Bob Lemmons (about 1847-1947) didn’t become a horse whisperer in order to better the lot of horses, but but being a mustanger, it became  his way of life.  And just like today’s NHers, he made his living “whispering”.

Bob was a slave. When he was about 7 years old, Lemmons moved to Texas with his owner John English in 1854.  About 10 years later, when he was freed from slavery, he went to work for Duncan Lemmons, from whom he took his last name.

Frank Dobie, in his book “The Mustangs” gives a most remarkable account of Bob Lemmons’ methods. He interviewed Lemmons when Lemmons was in his 80s. All  of Dobie’s books are interesting to read but I especially enjoy, The Mustangs.

When Lemmons would prepare to gather a wild herd, he thought like a horse and acted like one.  His purpose was to become the leader of the heard.  He’d spend as much time as it took to establish a relationship and then his place as leader.  He began by following the herd.  If the herd took off, he didn’t worry it by chasing after to keep up. He tracked it.  He’d make himself visable to the herd without applying a pressure that would drive it away.

When following a herd he rode the same horse and wore the same close in order not to change his scent.  If he needed supplies, coworkers were not allowed near him and they had to hang the supplies in a tree. Bob Lemmons would then transfer that to his own equipment to keep his scent the same.

Lemmons would again enough confidence from the herd that he could lead them to water, prevent them from drinking or allow them to drink.  He’s be suspicious of things mustangs were suspicious of and blot in the lead from things they would flee from. He could tell by actions and sounds what members of the herd wanted to do. He’d sleep with the herd and mingle with the herd.

Finally after weeks of being patient, living with and communicating with the mustangs, Lemmons would signal the rancher that he was ready to bring the herd in.  The hands knew what to do and had things set up so Lemmons could bring the herd in at a gallop, racing into the pen, as a hand let him out the other side.  Then the hands would set to their work of keeping the horses in a frenzy so they would remain trapped.

Dobie comments that  Lemmons had a special gift, a touch and was not like the fake horse-whisperers.   My guess is that Lemmons was a true horse-whisperer and certainly  a communicator extrordinaire, much like  Frederic Pignon, of Cavalia. But unlike Frederic who strives to give freedom to the domesticated animal, Bob Lemmons strove to take freedom away.  Bob Lemmons was a Judas Horse. But Lemmons was the real thing, an original part of history.

To read more about Bob Lemmons, look for “the Mustangers” by Frank Dobie.  It’s easy to find on line.  And also take a look at http://www.tshaonline.org/handbook/online/articles/LL/fle72.html for an article with more historical facts.  If you’d like to pass this story on to children send them to the library for  “Black Cowboy, Wild Horses” by Julius Lester and Jerry Pinkney.

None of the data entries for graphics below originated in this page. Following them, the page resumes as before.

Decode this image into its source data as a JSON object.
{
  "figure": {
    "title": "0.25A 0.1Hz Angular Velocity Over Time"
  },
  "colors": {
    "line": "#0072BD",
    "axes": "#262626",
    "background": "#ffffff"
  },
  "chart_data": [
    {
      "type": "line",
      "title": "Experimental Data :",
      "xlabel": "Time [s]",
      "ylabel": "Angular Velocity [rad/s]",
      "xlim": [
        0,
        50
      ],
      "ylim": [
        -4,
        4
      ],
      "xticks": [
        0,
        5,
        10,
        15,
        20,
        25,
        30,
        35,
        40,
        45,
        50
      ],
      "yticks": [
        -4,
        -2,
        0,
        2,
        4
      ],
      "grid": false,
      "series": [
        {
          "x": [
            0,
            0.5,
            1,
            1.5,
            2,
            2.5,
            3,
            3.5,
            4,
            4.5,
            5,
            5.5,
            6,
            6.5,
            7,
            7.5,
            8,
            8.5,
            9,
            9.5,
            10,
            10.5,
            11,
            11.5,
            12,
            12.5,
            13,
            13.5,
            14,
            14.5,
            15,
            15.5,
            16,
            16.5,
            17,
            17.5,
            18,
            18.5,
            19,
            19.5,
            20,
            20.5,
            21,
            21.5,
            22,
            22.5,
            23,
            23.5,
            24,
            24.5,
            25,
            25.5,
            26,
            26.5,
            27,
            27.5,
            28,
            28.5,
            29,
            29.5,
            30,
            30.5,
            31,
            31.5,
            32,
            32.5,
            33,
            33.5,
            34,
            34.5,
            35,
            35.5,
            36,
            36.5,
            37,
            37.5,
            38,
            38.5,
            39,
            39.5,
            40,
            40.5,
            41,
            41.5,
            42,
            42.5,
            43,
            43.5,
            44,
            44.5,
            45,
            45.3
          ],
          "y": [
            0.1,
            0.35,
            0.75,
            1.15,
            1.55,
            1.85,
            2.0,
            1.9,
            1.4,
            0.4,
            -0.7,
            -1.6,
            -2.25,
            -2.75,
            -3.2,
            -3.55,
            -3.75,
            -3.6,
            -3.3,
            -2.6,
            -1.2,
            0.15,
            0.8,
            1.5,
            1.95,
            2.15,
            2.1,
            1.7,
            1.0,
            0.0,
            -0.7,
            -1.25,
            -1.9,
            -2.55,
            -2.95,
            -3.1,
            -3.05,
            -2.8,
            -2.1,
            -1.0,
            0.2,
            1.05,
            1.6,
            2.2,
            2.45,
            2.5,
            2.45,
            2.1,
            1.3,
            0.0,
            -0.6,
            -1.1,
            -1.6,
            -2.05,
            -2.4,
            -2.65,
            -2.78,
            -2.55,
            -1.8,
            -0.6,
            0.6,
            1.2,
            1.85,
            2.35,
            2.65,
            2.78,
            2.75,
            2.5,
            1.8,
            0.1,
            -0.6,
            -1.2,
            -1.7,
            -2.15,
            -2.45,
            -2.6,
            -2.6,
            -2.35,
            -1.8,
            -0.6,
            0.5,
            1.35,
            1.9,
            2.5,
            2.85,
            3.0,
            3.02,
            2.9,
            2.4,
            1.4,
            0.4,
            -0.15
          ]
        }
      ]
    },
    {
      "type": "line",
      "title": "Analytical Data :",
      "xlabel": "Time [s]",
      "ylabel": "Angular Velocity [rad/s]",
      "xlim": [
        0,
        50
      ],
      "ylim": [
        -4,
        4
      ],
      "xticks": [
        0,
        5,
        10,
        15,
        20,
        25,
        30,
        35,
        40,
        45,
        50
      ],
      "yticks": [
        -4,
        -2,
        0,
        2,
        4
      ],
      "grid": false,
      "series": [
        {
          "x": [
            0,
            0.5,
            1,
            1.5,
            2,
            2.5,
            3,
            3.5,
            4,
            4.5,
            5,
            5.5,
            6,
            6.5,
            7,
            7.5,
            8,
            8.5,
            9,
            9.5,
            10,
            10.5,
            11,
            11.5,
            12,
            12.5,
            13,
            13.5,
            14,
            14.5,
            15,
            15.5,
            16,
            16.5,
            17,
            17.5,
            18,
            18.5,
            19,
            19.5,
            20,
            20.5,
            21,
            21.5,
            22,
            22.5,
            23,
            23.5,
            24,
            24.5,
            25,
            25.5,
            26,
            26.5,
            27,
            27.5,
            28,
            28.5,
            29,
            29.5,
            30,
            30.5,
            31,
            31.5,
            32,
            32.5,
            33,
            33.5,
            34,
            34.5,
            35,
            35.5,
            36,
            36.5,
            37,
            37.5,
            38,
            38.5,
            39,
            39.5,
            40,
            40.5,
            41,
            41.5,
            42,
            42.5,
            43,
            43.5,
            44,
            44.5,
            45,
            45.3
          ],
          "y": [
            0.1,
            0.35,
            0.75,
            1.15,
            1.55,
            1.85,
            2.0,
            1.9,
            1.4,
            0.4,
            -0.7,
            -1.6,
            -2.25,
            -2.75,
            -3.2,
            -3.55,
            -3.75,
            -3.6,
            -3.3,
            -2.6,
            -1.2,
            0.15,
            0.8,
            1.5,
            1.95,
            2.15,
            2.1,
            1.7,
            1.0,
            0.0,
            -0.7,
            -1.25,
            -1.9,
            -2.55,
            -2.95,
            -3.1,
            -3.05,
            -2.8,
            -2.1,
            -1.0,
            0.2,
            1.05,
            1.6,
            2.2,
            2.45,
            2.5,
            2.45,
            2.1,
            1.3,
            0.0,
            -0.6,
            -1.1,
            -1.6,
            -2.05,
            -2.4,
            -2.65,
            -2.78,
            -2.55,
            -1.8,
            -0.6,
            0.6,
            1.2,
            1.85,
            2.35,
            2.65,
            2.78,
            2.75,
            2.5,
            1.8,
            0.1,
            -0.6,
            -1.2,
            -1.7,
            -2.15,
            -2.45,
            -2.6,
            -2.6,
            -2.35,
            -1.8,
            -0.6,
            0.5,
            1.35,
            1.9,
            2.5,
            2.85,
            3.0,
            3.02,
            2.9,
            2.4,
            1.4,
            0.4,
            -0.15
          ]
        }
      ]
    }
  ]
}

  1. Great post! Wonderful to read about the insight and ability of these trainers. Learning to become aware of the subtle cues and changes in a horse and using that to make learning easier. That seems very “natural”.

  2. Michelle,
    That goes to show that there really isn’t “anything new under the sun”…. I so value the knowledge and experience of the horsemen who came before us. It’s one of the reasons I started US Horsemanship. I hate that we could lose this wonderful background. I wonder if your friend is still around? I would love to be able to explore more of this history and share it with everyone. Thank you for sharing this.